The answers to these questions are crucial to taking a generative AI pipeline from successful prototype to full-fledged implementation. Although the relationship between data and the algorithm to process it looks very different compared to past decades, the importance of building strong connectors and pipelines to get data from where it’s stored to where it’s processed remains just as important. Data connectors that quickly and efficiently reach out to disparate data sources may not be where one’s imagination first heads when thinking of AI workflows, but the importance of building them and building them right is hard to overstate. Your data needs to be secure, accessible, up to date, and minimally duplicated. These are all specifically areas of focus that have driven the design and implementation of Meibel’s data workflows. The key concept of meeting your data where it lives has helped us design and build a platform that maximizes compatibility with different data sources and minimizes configuration when adding and refreshing datasets.
Meibel’s Approach
When building Experiences in the Meibel platform, users can configure ingest connectors to point to the data sources, whether they be in structured databases like PostgreSQL tables or in bulk object storage like Amazon S3 buckets.
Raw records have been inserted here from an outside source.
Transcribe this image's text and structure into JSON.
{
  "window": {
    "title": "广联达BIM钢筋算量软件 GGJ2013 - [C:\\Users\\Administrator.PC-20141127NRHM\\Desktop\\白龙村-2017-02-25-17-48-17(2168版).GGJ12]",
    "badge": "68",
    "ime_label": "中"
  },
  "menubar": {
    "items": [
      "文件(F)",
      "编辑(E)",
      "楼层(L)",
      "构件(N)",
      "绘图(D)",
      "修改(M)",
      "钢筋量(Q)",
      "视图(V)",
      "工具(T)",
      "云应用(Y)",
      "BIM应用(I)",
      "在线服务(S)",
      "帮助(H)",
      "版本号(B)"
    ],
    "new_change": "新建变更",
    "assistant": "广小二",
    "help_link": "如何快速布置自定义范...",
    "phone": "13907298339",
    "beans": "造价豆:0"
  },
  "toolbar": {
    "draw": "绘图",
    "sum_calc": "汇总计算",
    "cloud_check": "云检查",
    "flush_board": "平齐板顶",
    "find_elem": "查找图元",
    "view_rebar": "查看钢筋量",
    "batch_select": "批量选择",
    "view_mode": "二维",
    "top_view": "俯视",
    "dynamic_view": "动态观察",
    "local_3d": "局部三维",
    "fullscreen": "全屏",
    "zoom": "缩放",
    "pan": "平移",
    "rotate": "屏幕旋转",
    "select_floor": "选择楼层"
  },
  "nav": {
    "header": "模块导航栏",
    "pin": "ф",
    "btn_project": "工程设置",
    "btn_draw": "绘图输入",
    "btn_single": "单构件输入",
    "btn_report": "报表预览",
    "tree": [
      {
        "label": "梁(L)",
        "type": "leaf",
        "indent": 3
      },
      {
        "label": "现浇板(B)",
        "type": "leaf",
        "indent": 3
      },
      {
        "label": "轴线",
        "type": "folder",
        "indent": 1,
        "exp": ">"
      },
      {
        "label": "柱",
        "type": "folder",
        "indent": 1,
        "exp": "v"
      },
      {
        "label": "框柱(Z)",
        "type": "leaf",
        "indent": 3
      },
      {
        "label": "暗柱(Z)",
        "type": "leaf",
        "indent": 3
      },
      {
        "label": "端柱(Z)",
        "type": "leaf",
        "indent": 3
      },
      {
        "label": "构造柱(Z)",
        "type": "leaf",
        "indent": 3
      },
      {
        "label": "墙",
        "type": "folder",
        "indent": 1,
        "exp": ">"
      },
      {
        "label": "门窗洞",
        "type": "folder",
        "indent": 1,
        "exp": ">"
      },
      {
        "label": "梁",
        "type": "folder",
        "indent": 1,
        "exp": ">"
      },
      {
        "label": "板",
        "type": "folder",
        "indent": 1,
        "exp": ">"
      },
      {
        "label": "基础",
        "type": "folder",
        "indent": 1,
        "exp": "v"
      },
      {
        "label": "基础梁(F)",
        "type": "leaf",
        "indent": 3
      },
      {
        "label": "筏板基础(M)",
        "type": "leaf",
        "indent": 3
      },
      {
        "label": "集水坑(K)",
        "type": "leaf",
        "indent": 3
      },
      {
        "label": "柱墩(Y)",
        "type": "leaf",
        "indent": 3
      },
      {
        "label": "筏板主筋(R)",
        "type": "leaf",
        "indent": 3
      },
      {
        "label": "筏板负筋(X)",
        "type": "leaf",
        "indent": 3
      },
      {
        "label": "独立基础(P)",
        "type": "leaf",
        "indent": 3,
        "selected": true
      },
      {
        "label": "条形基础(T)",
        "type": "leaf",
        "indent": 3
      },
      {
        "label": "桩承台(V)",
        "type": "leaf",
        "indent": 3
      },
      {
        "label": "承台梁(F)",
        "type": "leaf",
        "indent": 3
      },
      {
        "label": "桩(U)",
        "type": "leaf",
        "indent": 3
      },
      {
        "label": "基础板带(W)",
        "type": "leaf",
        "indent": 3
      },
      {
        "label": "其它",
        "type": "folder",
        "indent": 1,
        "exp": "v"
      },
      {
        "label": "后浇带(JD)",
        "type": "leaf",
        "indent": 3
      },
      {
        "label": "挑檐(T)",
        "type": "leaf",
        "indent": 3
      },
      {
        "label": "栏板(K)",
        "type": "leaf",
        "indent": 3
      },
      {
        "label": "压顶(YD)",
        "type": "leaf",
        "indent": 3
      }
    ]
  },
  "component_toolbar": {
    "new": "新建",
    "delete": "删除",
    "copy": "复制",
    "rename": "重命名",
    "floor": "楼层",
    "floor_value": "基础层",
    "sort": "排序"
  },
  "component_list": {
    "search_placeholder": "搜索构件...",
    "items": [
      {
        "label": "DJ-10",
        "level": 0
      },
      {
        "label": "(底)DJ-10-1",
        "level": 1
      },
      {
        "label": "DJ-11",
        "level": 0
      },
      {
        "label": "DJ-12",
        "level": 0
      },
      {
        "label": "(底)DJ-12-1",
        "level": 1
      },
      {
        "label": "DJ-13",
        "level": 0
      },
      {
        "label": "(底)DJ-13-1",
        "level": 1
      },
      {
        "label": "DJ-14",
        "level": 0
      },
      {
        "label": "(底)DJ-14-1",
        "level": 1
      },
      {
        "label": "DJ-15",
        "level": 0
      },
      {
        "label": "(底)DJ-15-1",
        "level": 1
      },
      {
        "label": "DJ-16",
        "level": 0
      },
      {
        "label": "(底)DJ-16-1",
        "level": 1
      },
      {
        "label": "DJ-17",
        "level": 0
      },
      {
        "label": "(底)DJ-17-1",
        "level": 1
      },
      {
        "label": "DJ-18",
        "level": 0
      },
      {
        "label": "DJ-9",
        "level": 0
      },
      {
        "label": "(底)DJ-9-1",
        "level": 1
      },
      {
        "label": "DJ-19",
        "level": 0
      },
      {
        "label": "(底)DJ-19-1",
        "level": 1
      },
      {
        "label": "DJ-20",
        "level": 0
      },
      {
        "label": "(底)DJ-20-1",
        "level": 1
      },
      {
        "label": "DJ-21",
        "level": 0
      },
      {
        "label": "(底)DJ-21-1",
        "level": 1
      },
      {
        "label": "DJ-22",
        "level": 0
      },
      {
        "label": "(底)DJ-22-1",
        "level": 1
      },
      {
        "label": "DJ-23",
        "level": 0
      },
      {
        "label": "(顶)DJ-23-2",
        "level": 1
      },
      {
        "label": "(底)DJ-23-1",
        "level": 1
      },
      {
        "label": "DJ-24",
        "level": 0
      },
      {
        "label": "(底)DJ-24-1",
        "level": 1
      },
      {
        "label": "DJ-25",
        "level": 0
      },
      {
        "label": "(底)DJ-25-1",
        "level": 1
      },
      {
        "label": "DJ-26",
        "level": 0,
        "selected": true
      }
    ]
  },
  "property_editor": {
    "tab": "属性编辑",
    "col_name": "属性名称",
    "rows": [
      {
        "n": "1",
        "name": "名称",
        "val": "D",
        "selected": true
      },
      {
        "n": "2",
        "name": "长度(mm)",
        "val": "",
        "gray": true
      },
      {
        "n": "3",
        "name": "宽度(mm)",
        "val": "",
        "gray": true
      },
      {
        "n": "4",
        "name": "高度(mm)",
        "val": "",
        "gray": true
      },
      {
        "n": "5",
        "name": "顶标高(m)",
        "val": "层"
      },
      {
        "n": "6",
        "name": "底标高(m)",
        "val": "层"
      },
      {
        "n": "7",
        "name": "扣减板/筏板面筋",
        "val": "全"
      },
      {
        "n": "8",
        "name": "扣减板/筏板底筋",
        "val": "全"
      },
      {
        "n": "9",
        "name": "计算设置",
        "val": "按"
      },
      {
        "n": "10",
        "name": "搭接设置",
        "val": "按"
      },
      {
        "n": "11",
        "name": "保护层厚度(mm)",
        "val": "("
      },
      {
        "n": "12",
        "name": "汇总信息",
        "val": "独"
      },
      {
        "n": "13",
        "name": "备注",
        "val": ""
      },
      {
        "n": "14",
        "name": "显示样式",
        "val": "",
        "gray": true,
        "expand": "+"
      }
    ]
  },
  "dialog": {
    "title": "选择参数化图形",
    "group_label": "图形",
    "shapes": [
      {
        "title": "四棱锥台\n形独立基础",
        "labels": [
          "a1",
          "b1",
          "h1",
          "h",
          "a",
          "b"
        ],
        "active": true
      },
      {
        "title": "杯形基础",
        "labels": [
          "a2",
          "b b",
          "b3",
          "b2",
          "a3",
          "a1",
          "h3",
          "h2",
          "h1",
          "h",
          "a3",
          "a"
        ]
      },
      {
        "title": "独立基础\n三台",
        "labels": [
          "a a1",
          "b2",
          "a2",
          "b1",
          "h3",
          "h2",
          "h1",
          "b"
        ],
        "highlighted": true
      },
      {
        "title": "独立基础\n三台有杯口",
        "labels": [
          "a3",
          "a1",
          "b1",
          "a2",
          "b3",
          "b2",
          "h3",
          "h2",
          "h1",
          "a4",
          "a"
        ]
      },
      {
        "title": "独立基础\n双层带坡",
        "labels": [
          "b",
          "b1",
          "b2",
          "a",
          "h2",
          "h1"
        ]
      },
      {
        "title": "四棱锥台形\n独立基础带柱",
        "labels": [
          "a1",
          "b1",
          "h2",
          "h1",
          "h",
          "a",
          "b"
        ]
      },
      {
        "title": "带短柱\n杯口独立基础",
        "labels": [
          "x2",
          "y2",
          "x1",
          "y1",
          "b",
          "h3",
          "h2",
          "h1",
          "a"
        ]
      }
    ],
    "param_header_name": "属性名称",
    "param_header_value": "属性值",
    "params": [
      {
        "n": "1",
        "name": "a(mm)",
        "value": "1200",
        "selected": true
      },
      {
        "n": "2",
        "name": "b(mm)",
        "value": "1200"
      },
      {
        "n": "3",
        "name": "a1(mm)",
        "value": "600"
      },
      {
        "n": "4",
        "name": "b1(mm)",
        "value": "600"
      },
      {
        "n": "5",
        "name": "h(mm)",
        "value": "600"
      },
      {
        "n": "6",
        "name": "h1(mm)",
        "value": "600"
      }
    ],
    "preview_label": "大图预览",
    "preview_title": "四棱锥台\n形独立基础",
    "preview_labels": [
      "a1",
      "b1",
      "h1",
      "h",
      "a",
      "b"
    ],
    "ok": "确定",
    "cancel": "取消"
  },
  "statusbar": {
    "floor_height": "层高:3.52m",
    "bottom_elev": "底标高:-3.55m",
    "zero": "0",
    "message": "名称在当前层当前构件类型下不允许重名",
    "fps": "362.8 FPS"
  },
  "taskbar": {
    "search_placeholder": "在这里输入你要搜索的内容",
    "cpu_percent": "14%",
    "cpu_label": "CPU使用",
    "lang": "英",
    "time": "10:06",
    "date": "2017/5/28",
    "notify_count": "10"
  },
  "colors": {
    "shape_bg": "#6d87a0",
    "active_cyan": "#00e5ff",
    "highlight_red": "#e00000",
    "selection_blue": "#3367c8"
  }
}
Customizable discovery and ingest processes then periodically check, refresh, and load relevant data elements into indexed representations available for model use. This makes it as easy as possible for our users to configure new data sources that feed into the same workflows, and not have to worry about the implementation of data refreshes. We put a lot of care into the data engineering behind the ingest flows so that builders of new AI workflows and Experiences using Meibel can spend their time connecting to where their data already lives and is maintained, rather than replicating, re-modeling, and re-engineering their data pipelines.
A very important result of this approach is also the way it frees workflow builders to experiment and rapidly iterate with different combinations of data. Not all data context is equally valuable for the performance of AI workflows, and experimenting with the right combination of data sources and representations to get optimal outputs is a balance of performance, cost, and fitness for purpose. We want to enable our users to take their prototypes to production success and beyond. Meeting their data where it is and building powerful pipelines to make the most of it is a key part of our strategy to do so.